Now let us try it one more time with a convolutional model implemented in flax.
For that we just define a small convolutional model like we did in torch before: 

In [38]:
conv_model_flax = nnx.Sequential(
        nnx.Conv(3, 5, (5, 5), rngs=flax_rngs),
        nnx.relu,
        nnx.flatten,
        nnx.Linear(5, 2, rngs=flax_rngs),
    )

dropout_conv_model_flax = dropout(conv_model_flax)
print_layers(dropout_conv_model_flax)

layers: List
  0: Conv
  3: Dropout
  4: Linear


As anticipated, Probly can work with different kinds of models built with different frameworks without the need for seperate functions to handle their differences. 
Likewise we can specify the dropout-rate by passing it as the second argument. 

### 4.5 A quick look at some output

At last we want to look at some output generated by a model implementing dropout as a bayesian aproximation for the quantification of uncertainty.

Note that these examples are made with untrained models and are only intended to demonstrate what we could do with those transformed models.  
  
For our example we will implement a small model with torch and transform it:

In [67]:
demo_model = nn.Sequential(
    nn.Linear(2, 2),
    nn.ReLU(),
    nn.Linear(2, 1)
)

demo_dropout_model = dropout(demo_model, 0.3)

print(demo_dropout_model)

Sequential(
  (0): Linear(in_features=2, out_features=2, bias=True)
  (1): ReLU()
  (2_0): Dropout(p=0.3, inplace=False)
  (2_1): Linear(in_features=2, out_features=1, bias=True)
)


Now that we have transformed our model we can proceed with:
1. Generating some random input for the model
2. Setting the model to train since we want to keep the dropout layer active
3. Analysing the output

In [None]:
from torch import randn, no_grad

# generates a random input for the model
input = randn(1, 2)
output = []

demo_dropout_model.eval()
# Set only dropout layers to train to keep them active
for m in demo_dropout_model.modules():
    if isinstance(m, nn.Dropout):
        m.train()


# pass the input to the model for a few times
with no_grad():
    for _ in range(8):
        x = demo_dropout_model(input)
        output.append(x.item())

print(output)

[0.312858909368515, 0.27893561124801636, 0.27893561124801636, 0.312858909368515, 0.27893561124801636, 0.27893561124801636, 0.27893561124801636, 0.27893561124801636]

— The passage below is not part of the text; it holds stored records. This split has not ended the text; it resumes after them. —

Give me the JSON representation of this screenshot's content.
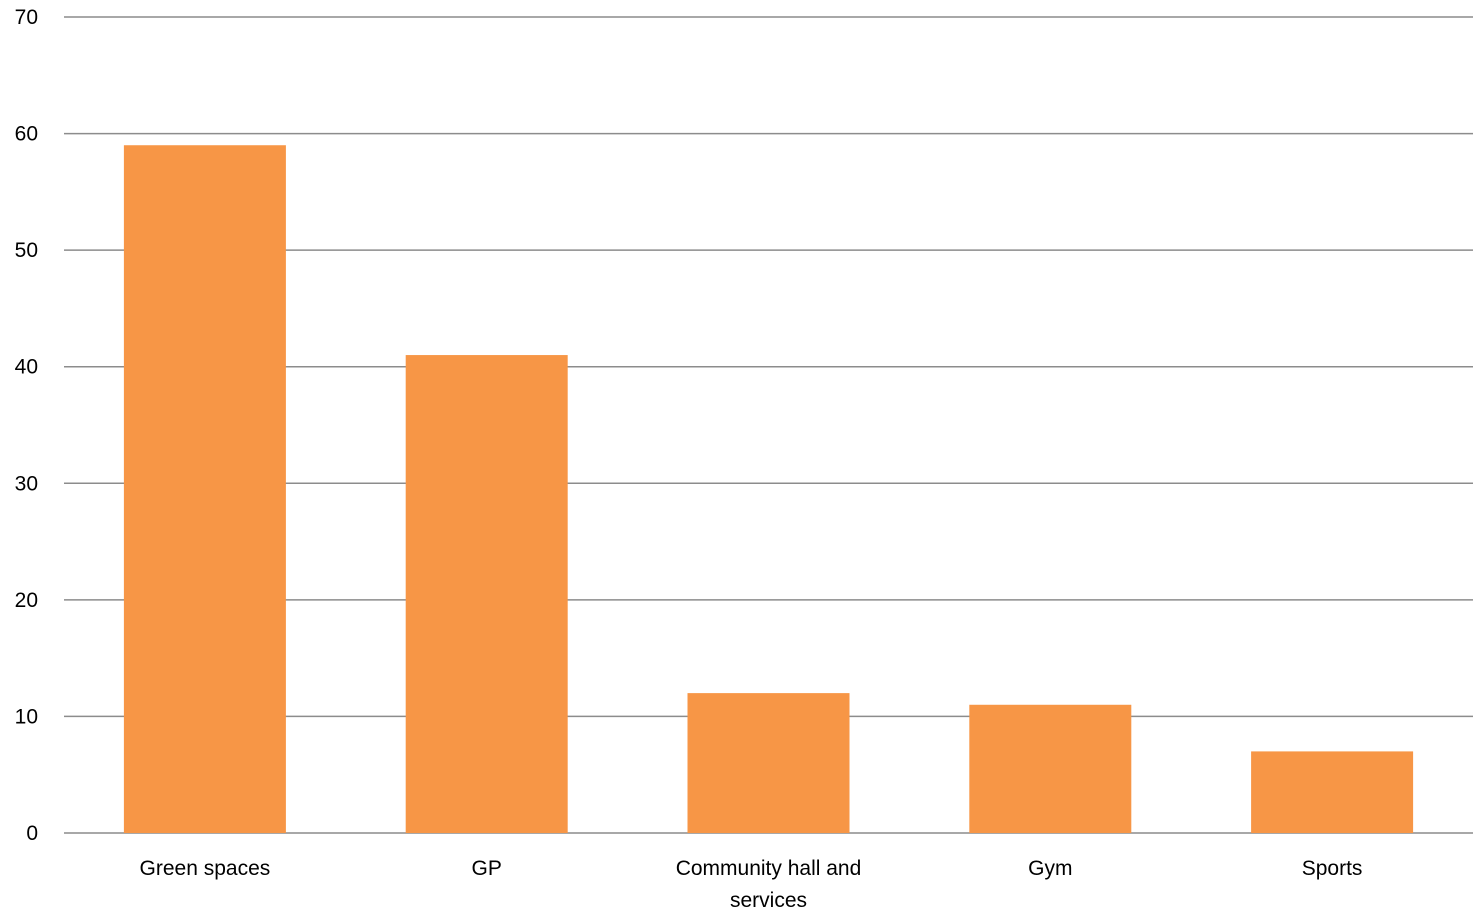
{
  "chart_data": {
    "type": "bar",
    "categories": [
      "Green spaces",
      "GP",
      "Community hall and services",
      "Gym",
      "Sports"
    ],
    "category_label_lines": [
      [
        "Green spaces"
      ],
      [
        "GP"
      ],
      [
        "Community hall and",
        "services"
      ],
      [
        "Gym"
      ],
      [
        "Sports"
      ]
    ],
    "values": [
      59,
      41,
      12,
      11,
      7
    ],
    "ylim": [
      0,
      70
    ],
    "yticks": [
      0,
      10,
      20,
      30,
      40,
      50,
      60,
      70
    ],
    "grid": true,
    "title": "",
    "xlabel": "",
    "ylabel": "",
    "bar_color": "#f79646",
    "grid_color": "#8c8c8c"
  }
}
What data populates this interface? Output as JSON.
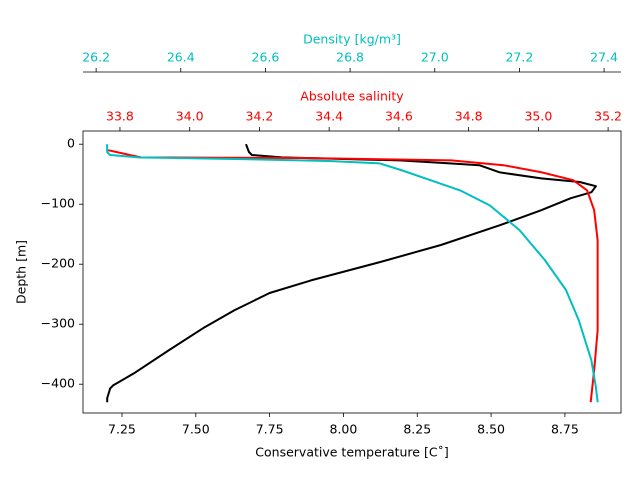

We can see that the output is not always the same if we run this multiple times.  
Now we will calculate the output variance with numpy: 

In [117]:
import numpy as np

variance = np.var(output)
print(f"The output has a variance of {variance}")

The output has a variance of 0.0002157731541322927


This variance is what gives us information about input uncertainty in that input point.

You might ask why the variance in this example is so low. That is caused by the fact that we did not train the model in any shape or form and it is just "uniformly bad" at predicting anything.  

A quick training would probably suffice to generate a bigger variance.



#### This concludes the introduction to probly's Dropout function.